Alert rule: CephObjectMissing

Please consider opening a PR to improve this runbook if you gain new information about causes of the alert, or how to debug or resolve the alert. Click "Edit this Page" in the top right corner to create a PR directly on GitHub.

Overview

The latest version of a RADOS object can not be found, even though all OSDs are up. I/O requests for this object from clients will block (hang). Resolving this issue may require the object to be rolled back to a prior version manually, and manually verified.

Steps for debugging

Rollback damaged or missing object to a prior version

This procedure leads to a loss of data. It should be used as a last resort only.
  1. Find placement groups with missing objects.

    $ ceph_cluster_ns=syn-rook-ceph-cluster
    $ kubectl -n ${ceph_cluster_ns} exec -it deploy/rook-ceph-tools -- ceph health detail
    HEALTH_WARN 1 pgs degraded; 78/3778 unfound (2.065%)
    pg 2.4 is active+degraded, 78 unfound (1)
    1 Shows the placement group that’s missing an object.
  2. Check if other OSDs might have the object.

    $ ceph_cluster_ns=syn-rook-ceph-cluster
    $ pg_with_missing_objects=<PG> # e.g. "2.4" (1)
    $ kubectl -n ${ceph_cluster_ns} exec -it deploy/rook-ceph-tools -- ceph pg ${pg_with_missing_objects} query | jq '.recovery_state[] | select(.name == "Started/Primary/Active") | .might_have_unfound'
    { "osd": 1, "status": "osd is down"} (2)
    1 Placement group to check.
    2 Might show why an object is missing.
  3. If no other OSDs has the object, rollback the object to a prior version.

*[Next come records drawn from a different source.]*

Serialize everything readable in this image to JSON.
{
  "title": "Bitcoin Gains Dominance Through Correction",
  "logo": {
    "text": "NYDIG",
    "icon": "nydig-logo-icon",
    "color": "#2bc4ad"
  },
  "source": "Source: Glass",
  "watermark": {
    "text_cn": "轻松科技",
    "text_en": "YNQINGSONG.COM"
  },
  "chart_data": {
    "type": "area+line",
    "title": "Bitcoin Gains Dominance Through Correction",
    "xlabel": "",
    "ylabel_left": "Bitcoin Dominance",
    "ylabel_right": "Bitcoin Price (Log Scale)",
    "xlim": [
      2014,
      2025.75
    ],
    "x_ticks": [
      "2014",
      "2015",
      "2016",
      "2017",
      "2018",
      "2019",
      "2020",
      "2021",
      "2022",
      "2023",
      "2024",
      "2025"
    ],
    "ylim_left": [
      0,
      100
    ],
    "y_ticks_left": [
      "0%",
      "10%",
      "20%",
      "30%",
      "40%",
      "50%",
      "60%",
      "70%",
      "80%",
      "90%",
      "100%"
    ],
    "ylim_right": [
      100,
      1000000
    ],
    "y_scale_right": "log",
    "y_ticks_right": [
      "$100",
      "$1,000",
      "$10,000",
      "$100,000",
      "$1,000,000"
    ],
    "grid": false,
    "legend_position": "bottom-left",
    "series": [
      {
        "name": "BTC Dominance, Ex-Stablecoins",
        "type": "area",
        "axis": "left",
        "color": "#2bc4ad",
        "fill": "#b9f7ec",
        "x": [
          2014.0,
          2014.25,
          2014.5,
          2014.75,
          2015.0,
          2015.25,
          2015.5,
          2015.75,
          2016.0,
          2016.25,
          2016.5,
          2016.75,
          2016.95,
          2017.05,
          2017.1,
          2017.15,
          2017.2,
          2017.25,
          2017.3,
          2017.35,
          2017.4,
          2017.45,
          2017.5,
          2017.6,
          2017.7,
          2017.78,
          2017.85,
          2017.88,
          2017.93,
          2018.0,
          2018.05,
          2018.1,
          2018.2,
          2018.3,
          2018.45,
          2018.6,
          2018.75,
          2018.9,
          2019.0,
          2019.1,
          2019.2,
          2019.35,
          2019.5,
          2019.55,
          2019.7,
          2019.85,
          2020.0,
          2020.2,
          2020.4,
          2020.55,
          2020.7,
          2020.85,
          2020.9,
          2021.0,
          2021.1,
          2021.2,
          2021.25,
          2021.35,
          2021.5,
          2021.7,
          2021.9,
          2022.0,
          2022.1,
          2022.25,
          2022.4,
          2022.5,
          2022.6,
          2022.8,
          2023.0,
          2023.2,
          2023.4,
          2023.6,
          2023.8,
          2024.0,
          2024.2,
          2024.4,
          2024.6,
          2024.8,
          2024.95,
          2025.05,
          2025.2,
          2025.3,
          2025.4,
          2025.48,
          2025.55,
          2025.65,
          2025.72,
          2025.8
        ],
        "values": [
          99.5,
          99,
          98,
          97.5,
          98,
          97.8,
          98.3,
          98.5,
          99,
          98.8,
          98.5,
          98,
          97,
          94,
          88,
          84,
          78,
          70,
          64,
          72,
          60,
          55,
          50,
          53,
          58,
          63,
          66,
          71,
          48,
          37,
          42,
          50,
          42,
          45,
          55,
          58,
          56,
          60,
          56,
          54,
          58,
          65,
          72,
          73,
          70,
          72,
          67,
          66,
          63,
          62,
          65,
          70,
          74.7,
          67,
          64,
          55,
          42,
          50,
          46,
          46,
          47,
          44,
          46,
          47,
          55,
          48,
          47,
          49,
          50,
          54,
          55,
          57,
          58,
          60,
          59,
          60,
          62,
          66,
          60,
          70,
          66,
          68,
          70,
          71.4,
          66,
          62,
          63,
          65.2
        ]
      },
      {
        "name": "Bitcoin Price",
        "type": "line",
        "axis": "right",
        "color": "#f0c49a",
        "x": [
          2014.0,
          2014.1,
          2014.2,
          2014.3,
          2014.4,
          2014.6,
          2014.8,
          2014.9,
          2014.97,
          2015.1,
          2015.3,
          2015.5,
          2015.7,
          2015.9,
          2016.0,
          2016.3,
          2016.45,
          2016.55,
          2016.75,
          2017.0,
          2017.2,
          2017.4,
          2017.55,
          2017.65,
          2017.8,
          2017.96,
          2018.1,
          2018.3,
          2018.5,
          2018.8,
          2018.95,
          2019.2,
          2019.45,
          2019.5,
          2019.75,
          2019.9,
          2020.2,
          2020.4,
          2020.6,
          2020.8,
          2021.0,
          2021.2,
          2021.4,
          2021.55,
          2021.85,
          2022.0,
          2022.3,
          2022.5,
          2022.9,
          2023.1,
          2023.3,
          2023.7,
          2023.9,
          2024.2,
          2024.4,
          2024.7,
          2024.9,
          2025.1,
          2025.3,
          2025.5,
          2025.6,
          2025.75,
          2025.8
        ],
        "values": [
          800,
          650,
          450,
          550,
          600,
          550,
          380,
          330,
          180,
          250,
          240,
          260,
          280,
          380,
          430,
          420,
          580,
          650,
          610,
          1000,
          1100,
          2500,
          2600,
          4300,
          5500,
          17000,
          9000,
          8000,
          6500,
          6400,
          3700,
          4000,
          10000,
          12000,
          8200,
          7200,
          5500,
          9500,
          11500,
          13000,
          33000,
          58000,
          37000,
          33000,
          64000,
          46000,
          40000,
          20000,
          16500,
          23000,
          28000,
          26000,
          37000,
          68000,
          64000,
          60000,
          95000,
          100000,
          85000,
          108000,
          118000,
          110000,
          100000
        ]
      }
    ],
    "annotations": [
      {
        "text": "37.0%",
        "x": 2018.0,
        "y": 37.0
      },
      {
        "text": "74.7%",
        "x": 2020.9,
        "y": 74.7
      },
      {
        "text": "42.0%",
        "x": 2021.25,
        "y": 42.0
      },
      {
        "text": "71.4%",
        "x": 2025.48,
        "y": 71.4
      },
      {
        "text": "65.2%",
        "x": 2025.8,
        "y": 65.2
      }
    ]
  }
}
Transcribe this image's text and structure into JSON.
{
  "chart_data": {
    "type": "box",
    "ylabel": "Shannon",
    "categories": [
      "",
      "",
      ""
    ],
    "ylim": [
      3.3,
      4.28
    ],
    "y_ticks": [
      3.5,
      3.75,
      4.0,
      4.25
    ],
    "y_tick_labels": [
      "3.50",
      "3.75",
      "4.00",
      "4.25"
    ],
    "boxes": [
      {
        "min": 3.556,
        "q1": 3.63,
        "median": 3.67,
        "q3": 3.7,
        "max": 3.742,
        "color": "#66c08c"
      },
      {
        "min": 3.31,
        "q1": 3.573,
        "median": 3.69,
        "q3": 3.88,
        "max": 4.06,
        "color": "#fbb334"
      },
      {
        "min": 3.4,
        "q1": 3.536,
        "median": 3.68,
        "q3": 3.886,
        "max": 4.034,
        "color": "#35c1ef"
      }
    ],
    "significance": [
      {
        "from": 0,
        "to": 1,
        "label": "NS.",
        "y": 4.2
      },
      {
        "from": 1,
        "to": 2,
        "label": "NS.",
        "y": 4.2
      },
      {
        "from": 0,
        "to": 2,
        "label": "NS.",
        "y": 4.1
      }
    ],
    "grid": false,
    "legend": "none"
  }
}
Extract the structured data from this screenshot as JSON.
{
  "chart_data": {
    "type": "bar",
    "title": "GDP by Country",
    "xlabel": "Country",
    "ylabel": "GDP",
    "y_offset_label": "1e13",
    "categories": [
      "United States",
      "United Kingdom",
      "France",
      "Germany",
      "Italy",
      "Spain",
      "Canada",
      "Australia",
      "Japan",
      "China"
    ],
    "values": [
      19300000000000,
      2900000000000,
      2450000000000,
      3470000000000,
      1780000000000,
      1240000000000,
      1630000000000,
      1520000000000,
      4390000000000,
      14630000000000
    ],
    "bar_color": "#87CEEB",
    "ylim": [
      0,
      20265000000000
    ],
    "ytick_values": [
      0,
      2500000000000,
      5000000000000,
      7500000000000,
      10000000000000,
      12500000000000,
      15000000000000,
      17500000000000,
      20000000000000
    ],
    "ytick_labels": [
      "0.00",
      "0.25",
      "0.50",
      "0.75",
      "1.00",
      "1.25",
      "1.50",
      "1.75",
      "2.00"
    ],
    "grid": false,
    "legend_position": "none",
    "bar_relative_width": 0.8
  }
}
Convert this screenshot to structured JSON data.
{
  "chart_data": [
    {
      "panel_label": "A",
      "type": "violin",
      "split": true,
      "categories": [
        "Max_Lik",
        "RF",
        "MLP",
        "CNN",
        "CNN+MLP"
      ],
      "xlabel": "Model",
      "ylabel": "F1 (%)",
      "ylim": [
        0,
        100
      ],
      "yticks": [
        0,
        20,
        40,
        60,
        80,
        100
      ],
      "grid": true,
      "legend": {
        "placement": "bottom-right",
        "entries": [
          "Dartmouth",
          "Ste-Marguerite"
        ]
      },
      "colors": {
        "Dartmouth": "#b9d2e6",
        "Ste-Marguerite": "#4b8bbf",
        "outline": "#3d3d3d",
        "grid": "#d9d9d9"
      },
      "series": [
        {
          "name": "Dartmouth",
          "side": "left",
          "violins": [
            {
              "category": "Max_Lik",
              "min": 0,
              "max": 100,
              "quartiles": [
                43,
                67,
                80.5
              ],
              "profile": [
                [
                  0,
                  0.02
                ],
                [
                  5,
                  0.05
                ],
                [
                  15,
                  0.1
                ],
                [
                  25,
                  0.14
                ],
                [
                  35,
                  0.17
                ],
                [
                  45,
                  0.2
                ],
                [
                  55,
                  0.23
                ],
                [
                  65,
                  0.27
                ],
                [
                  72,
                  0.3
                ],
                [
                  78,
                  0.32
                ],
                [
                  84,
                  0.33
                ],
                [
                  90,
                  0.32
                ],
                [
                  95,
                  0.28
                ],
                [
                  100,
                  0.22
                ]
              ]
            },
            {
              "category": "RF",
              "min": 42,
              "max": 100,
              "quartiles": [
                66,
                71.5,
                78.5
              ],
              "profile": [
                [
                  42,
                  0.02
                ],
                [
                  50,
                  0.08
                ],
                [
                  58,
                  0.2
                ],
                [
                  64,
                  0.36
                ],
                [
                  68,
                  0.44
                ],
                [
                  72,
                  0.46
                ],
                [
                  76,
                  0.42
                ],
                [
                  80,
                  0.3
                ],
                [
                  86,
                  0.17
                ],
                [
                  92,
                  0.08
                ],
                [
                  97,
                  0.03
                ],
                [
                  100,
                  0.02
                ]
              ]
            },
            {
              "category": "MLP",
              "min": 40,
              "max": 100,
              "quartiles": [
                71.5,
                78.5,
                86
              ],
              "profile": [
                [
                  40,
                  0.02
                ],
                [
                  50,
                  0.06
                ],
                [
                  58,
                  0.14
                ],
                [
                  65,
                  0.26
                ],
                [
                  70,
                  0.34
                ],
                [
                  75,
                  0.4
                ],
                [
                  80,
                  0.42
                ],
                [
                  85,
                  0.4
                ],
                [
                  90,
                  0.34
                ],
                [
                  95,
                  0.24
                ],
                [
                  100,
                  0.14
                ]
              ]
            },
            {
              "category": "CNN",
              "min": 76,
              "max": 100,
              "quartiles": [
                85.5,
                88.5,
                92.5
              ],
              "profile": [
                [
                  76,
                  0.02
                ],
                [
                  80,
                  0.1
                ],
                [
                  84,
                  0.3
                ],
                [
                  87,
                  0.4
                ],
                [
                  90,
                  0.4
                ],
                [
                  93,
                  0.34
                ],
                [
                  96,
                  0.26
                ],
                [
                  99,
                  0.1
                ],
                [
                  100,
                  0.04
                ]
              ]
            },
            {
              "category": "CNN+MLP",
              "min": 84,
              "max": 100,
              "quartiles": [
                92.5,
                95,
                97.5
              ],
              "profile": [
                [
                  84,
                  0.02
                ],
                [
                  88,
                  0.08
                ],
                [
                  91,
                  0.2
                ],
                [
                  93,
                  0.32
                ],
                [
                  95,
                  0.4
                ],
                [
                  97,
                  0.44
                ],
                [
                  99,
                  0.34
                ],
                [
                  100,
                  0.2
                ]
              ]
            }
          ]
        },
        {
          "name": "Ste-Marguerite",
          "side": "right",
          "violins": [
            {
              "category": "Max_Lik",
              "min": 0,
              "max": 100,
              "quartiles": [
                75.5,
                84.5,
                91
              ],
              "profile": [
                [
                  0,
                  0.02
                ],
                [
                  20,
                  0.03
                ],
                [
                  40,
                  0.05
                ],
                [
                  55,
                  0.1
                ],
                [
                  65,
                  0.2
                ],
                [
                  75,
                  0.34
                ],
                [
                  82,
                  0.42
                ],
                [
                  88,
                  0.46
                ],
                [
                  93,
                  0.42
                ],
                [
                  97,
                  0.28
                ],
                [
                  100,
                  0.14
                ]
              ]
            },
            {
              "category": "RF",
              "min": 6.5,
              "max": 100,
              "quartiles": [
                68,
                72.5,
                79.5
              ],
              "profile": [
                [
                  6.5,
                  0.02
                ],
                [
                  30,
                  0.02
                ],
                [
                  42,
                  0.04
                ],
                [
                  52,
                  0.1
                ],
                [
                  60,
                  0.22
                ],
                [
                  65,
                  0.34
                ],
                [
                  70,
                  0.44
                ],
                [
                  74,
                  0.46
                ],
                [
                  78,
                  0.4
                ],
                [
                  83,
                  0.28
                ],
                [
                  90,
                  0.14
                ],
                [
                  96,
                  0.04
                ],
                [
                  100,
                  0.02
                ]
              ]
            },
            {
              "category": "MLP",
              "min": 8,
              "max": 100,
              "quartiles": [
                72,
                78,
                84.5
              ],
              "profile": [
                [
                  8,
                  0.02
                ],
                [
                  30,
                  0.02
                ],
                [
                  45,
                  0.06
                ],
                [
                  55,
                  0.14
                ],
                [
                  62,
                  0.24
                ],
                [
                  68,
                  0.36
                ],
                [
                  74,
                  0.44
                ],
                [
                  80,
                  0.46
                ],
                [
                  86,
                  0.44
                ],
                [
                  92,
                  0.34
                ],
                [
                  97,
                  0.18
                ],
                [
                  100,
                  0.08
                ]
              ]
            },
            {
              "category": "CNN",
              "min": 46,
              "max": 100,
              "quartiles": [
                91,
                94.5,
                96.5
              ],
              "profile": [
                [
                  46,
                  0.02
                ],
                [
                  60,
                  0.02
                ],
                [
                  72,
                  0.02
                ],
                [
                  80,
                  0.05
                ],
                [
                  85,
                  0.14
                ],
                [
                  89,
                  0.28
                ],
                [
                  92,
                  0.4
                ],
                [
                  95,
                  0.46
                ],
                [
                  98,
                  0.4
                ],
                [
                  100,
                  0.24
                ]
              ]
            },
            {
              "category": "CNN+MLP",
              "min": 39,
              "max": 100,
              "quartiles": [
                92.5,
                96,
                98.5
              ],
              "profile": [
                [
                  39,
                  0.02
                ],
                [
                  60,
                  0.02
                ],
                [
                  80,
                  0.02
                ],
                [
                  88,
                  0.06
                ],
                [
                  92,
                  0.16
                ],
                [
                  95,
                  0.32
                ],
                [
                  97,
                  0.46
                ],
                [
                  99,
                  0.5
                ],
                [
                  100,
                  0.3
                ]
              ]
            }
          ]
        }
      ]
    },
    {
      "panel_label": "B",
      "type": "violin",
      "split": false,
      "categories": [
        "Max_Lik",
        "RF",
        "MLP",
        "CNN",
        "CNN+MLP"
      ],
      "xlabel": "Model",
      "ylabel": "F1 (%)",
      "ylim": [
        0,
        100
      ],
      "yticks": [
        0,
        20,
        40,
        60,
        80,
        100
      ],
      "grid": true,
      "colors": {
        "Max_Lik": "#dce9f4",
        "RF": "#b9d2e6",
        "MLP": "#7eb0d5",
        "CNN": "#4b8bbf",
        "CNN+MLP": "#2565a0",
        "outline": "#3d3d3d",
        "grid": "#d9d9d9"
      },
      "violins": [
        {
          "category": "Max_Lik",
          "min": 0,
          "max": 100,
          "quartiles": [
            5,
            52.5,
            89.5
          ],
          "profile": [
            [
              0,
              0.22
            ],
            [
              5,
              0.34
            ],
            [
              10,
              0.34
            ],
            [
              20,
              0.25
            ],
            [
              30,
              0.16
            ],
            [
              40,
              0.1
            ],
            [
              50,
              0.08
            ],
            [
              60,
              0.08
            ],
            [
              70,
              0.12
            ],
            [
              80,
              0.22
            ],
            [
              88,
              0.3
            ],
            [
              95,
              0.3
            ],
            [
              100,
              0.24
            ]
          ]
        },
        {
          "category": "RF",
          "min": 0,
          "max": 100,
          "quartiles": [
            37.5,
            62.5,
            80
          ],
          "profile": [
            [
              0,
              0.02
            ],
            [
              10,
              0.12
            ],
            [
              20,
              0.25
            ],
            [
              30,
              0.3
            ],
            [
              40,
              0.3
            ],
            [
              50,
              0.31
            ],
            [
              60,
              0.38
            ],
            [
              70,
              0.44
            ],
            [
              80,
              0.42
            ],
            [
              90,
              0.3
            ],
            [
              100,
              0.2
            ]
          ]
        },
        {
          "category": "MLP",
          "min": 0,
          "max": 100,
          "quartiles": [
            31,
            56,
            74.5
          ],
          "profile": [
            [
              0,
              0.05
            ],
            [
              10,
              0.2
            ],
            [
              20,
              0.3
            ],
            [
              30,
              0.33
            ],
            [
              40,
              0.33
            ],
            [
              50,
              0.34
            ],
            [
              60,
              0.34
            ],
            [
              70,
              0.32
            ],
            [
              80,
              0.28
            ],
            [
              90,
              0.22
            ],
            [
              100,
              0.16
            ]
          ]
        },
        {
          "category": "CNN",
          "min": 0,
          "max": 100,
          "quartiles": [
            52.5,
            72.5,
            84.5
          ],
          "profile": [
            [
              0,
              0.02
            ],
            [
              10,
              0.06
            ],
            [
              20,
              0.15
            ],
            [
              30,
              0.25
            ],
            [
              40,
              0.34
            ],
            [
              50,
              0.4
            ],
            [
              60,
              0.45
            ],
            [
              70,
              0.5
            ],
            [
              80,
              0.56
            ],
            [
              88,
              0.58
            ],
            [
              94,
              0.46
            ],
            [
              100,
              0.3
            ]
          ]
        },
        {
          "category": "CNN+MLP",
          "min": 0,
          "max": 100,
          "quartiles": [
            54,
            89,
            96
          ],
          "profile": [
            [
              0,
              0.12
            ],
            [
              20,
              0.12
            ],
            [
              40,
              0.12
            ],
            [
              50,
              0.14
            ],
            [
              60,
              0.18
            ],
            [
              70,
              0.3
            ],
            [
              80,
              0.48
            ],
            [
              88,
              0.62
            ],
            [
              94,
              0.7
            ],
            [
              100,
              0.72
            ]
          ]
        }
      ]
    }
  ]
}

    $ ceph_cluster_ns=syn-rook-ceph-cluster
    $ pg_with_missing_objects=<PG> # e.g. "2.4" (1)
    $ kubectl -n ${ceph_cluster_ns} exec -it deploy/rook-ceph-tools -- ceph pg ${pg_with_missing_objects} mark_unfound_lost revert (2)
    1 Placement group with irrecoverable missing object.
    2 delete might be the safer option for systems that get confused if they see an older version of the object.